I was bemused the other day to find a discussion in the bowls of AllBuffs saying that Mike MacIntyre is coaching for his job this weekend.  Really?  I mean I know his all-time record in Boulder - now at a miserable 7-19 - is a trainwreck, and the much ballyhooed talk of a bowl trip this fall looks increasingly unlikely (told you so...), but I don't believe anything like another coaching search is called for.  What do you guys really expect?  If the road to the bottom of the canyon of crap was long, the road out isn't going to magically shorten just because we want it to.

You have to remember, the program Mac inherited was more in-line with what you would expect from a D-II school than a P-5.  Colorado, at the moment Jon Embree was fired, was incomprehensibly awful.  In fact, I don't think I've ever seen a program more adrift in their own surroundings that wasn't headed towards disbandment. When I used to say that we should 'bulldoze Folsom and become a baseball school,' I was only 95% kidding.
Gotta give the man credit, he's passionate about his work.
The point is, MacIntyre has done surprisingly well with what he's had.  I know, I know: 19 losses.  But the team is competitive, recruiting is starting to catch up, and the roster finally has some balance.  Further, who do you think CU would be able to attract, if MacIntyre was booted?  Mike Bohn had to overpay the head coach of San Jose State to take on the sinking ship.  I'm almost scared to think of who would be considered this time around, especially with so much money tied up in the new facilities.
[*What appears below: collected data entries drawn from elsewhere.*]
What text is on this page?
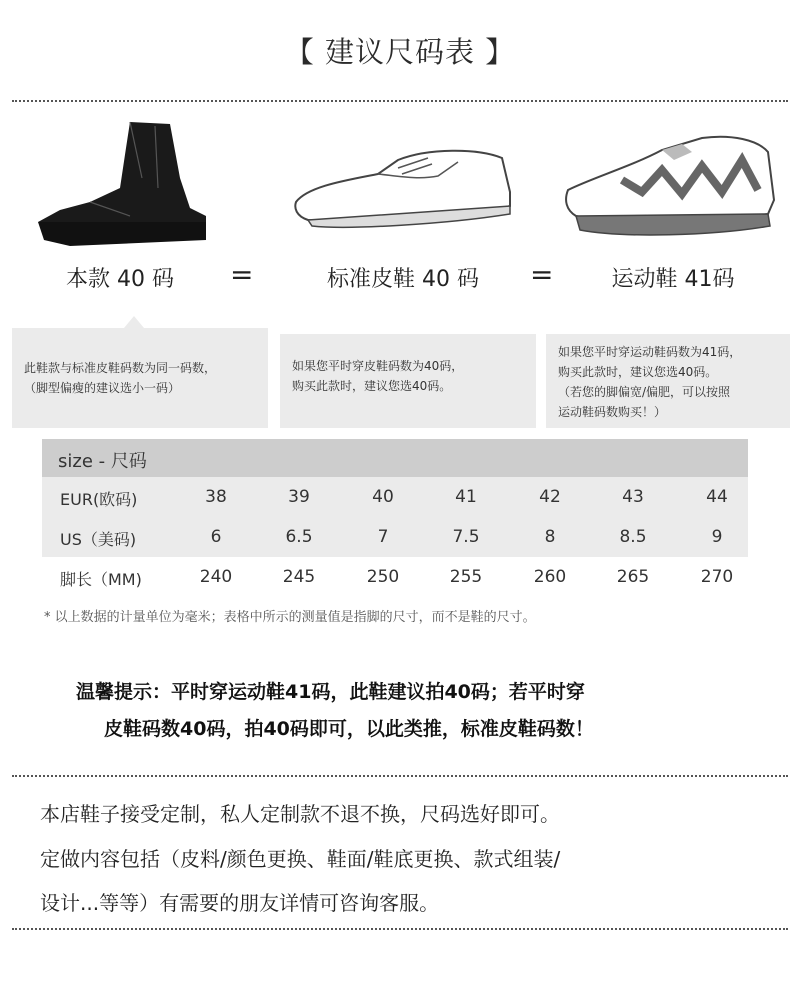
【 建议尺码表 】
本款 40 码	=	标准皮鞋 40 码	=	运动鞋 41码
此鞋款与标准皮鞋码数为同一码数，
（脚型偏瘦的建议选小一码）
如果您平时穿皮鞋码数为40码，
购买此款时，建议您选40码。
如果您平时穿运动鞋码数为41码，
购买此款时，建议您选40码。
（若您的脚偏宽/偏肥，可以按照
运动鞋码数购买！）
size - 尺码
EUR(欧码)	38	39	40	41	42	43	44
US（美码)	6	6.5	7	7.5	8	8.5	9
脚长（MM)	240	245	250	255	260	265	270
* 以上数据的计量单位为毫米；表格中所示的测量值是指脚的尺寸，而不是鞋的尺寸。
温馨提示：平时穿运动鞋41码，此鞋建议拍40码；若平时穿
皮鞋码数40码，拍40码即可，以此类推，标准皮鞋码数！
本店鞋子接受定制，私人定制款不退不换，尺码选好即可。
定做内容包括（皮料/颜色更换、鞋面/鞋底更换、款式组装/
设计...等等）有需要的朋友详情可咨询客服。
Get over yourselves.  Mac's here, the team is improving (if slowly), and there's no reason to change course now.  No one ever likes losing in Denver, but jobs aren't on the line Saturday.

Prediction - 

My 2015 record: 1-1. Against the spread: 2-0. Optimistic/pessimistic: CU -3 pts/gm
Line as of Wednesday @ 7pm - CU -3.5, O/U 57

While the defense has been better, the key overall really has been turnover margin.  112th in America last season, Colorado has rebounded early in 2015 (helped by the clean sheet against UMass) and are in positive territory for the year.  In Hawai'i, the Buffs caughed it up three times, played sloppy special teams, and never really got going.  Back in Boulder against the Minutemen, everything was much cleaner, and the happier result followed. For the Buffs to have any shot this weekend (and going forward), that trend has to continue, which includes the defense continuing to force the issue.

I'll say that the positive turnover juju continues in Denver, with CU capitalizing on an opponent that has coughed it up a shocking total of nine times in two games.  This is enough to overcome an overly conservative offensive game plan and another two achingly bad punts.

Give me the Buffs and the under.

CU 31 - little brother 17 (*cough*), a true reversal of last year's fortunes.